La Cassazione spiega perché ha rigettato il ricorso presentato dalla difesa dell’imprenditore di Reggiolo, condannato nel processo ‘Aemilia’ per associazione mafiosa a 13 anni, e padre dell’ex calciatore della Nazionale Vincenzo Iaquinta. L’imputato, che si è sempre proclamato innocente, aveva ventilato all’indomani della sentenza, tramite i suoi legali, un possibile ricorso alla Corte europea dei diritti dell’uomo. La Cassazione cita anche il coinvolgimento nell’affare ‘Blindo’, ovvero l’acquisizione di contanti frutto di una rapina in cambio di dollari (progetto mai perfezionato). Poi nel ‘piano Cutro’, un investimento per fare un impianto di energia eolica per il quale Iaquinta e Antonio Gualtieri incontrarono Grande Aracri nel 2011 e a cui si interessò anche Romolo Villirillo. Nonché le vicende a Porto Kaleo per il furto di ombrelloni, in cui fu attivato Romolo Villirillo, e per il rimessaggio della sua barca, quando fu sollecitato Alfonso Paolini.
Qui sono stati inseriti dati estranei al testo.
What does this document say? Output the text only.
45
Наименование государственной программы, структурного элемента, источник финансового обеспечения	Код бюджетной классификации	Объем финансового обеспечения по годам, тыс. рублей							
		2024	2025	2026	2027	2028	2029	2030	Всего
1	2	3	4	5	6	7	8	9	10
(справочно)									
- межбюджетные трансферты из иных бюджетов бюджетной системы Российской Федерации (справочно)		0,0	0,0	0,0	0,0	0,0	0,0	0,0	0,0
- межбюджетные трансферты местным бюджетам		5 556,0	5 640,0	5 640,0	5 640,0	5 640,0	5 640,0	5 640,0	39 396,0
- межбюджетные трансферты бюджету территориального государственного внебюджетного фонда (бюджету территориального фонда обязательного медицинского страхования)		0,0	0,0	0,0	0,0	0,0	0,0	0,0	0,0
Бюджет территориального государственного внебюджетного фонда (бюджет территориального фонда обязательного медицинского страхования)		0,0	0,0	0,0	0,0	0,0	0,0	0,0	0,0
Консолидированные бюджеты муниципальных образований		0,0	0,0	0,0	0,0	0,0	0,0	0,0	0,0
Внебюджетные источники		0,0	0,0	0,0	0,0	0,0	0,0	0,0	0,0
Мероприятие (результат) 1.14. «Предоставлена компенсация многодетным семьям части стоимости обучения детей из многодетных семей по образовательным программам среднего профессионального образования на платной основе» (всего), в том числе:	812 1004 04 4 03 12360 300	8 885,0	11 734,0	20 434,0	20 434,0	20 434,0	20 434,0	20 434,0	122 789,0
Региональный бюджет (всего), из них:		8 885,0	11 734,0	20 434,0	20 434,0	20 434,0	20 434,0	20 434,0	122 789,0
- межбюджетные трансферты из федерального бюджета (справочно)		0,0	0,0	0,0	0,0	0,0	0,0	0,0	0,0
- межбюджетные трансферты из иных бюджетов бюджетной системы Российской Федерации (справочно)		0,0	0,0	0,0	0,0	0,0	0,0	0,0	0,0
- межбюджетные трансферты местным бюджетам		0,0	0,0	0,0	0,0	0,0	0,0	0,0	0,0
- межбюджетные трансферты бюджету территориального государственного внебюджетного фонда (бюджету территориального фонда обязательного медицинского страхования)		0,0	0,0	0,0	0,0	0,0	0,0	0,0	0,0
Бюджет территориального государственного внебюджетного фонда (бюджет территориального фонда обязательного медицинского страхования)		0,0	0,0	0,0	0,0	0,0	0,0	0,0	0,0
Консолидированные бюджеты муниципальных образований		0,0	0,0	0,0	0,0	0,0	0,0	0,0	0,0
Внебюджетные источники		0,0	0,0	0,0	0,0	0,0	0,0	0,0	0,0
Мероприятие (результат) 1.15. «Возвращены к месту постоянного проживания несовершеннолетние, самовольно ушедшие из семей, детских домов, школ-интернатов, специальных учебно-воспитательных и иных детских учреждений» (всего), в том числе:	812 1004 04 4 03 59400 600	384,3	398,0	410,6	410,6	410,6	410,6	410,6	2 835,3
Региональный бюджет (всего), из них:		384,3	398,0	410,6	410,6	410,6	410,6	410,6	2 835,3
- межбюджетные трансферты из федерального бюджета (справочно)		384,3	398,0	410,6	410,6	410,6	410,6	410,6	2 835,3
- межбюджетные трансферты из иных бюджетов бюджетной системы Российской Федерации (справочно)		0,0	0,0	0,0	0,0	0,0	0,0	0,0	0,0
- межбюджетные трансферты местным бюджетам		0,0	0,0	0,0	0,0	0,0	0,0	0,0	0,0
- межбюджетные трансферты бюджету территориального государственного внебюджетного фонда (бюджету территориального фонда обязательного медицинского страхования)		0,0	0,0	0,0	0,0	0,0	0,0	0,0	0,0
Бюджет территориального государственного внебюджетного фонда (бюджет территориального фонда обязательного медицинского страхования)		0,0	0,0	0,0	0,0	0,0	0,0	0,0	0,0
Ancora, il pranzo a casa di Iaquinta con ospite il capocosca Nicolino Grande Aracri e la sua partecipazione al matrimonio della figlia del boss di Cutro.

Nonché quella alla cena del 21 marzo 2012 agli ‘Antichi sapori’, "quando i componenti del clan avrebbero predisposto un’attività di contrasto alla diffusione di notizie sulla loro attività in Emilia". E la disponibilità di armi. Per i giudici di terzo grado "assumono una rilevanza particolare, se non determinante, le ricostruzioni accurate della Corte d’Appello sulla partecipazione a più incontri, circa otto, definiti veri e propri summit criminali", in presenza di uomini poi condannati per 416 bis e con ruoli di guida della consorteria. Nelle mootivazioni si ripercorrono tutti questi raduni. Una volta Iaquinta discusse con Alfonso Paolini per la spartizione di soldi. Poi si parlò dell’acquisizione di una sala giochi a Parma e dei contatti con le forze dell’ordine per bloccare il rilascio dell’autorizzazione a un concorrente. E degli affari ‘Blindo’ e ‘Belvedere’: quest’ultimo riguarda i soldi non versati al clan dopo la vendita di 150 appartamenti, cosa che provocò l’ira di Antonio Gualtieri. A un altro incontro partecipò un ispettore di polizia (poi archiviato): la cosca cercava il suo favore per far avere il porto d’armi a soggetti amici. Secondo la difesa, da parte di Iaquinta "non vi furono adesione formale o contributo fattivo": al contrario per la Cassazione quegli incontri, in cui si parlava di affari strategici per la cosca, provano la sua partecipazione zlla consorteria "senza che sia necessario, come vorrebbe la difesa, individuare se i progetti delittuosi siano stati poi effettivamente realizzati".